Leetcode 140 word break II - study one blog how to handle super long test case causing TLE error.

Leetcode 140 word break II

Leetcode 140. Work break II

I like to study the coding blog:
http://www.cnblogs.com/yrbbest/p/4438816.html

I like to go over the notes word by work, customize to fit for my reading style first. 

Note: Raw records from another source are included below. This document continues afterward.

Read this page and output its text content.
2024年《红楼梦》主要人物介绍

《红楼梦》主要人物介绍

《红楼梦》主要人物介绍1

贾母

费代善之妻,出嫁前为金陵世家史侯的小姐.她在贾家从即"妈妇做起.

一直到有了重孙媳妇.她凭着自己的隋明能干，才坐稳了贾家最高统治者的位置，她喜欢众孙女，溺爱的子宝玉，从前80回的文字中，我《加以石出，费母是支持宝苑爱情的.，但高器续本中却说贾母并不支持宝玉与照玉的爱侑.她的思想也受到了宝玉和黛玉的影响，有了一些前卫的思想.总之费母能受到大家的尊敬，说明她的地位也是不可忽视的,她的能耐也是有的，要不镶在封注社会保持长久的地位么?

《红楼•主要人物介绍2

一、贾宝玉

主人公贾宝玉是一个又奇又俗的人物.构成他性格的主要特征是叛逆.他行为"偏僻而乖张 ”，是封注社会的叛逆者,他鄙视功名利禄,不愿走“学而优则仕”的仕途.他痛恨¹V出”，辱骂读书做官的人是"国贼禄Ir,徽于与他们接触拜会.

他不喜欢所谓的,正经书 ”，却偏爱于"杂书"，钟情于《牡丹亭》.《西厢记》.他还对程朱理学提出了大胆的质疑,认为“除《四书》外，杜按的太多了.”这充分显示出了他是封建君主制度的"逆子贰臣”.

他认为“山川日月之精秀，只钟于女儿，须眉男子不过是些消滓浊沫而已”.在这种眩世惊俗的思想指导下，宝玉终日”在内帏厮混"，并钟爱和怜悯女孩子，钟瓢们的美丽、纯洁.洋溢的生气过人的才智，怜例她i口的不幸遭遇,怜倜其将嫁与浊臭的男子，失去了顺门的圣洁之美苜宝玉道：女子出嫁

求所有解集的题目可以用用DFS + Backtracking。在Word Ladder II里我们这样做，在这里我们依然这样做。
现在 DFS 往往伴随 Backtracking，有个超长的case需要提前判断能否 word break，所以还要用带一部分
Word Break I 里面的代码。使用了一个 StringBuilder 来回溯加入的单词以及空格。这回时间
复杂度是真的O(2^n)了。

Time Complexity - O(2n)， Space Complexity - O(2n)

Java code:

public class Solution {
    public List<String> wordBreak(String s, Set<String> wordDict) {
        List<String> res = new ArrayList<>();
        
        if(s == null || wordDict == null)
        {
            return res;
        }
        
        StringBuilder sb = new StringBuilder();
        if(canWordBreak(s, new HashSet<String>(wordDict)))      //find out if we can word break
        {
            findAllWordBreak(res, sb, s, wordDict);
        }
            
        return res;
    }
    
    private void findAllWordBreak(List<String> res, StringBuilder sb, String s, Set<String> wordDict) {
        if(s.length() == 0) {
            res.add(sb.toString().trim());
            return;
        }
        
        for(int i = 1; i <= s.length(); i++) {
            String frontPart = s.substring(0, i);
            String backPart = s.substring(i, s.length());
            
            if(wordDict.contains(frontPart)) {
                sb.append(frontPart);
                sb.append(" ");
                findAllWordBreak(res, sb, backPart, wordDict);
                sb.setLength(sb.length() - 1 - frontPart.length());
            }
        }
    }
    
     private boolean canWordBreak(String s, Set<String> wordDict) {     //Word Break I
        if(s == null || wordDict == null)
        {
            return false;
        }
            
        if(s.length() == 0)
        {
            return true;
        }
        
        for(int i = 1; i <= s.length(); i++) {
            String frontPart = s.substring(0, i);
            String backPart = s.substring(i, s.length());
            
            if(wordDict.contains(frontPart)) {
                if(canWordBreak(backPart, wordDict))
                {
                    return true;
                }
                
                wordDict.remove(frontPart);
            }
        }
        
        return false;
    }
}

corrections: Line 6, word by word, not work by work.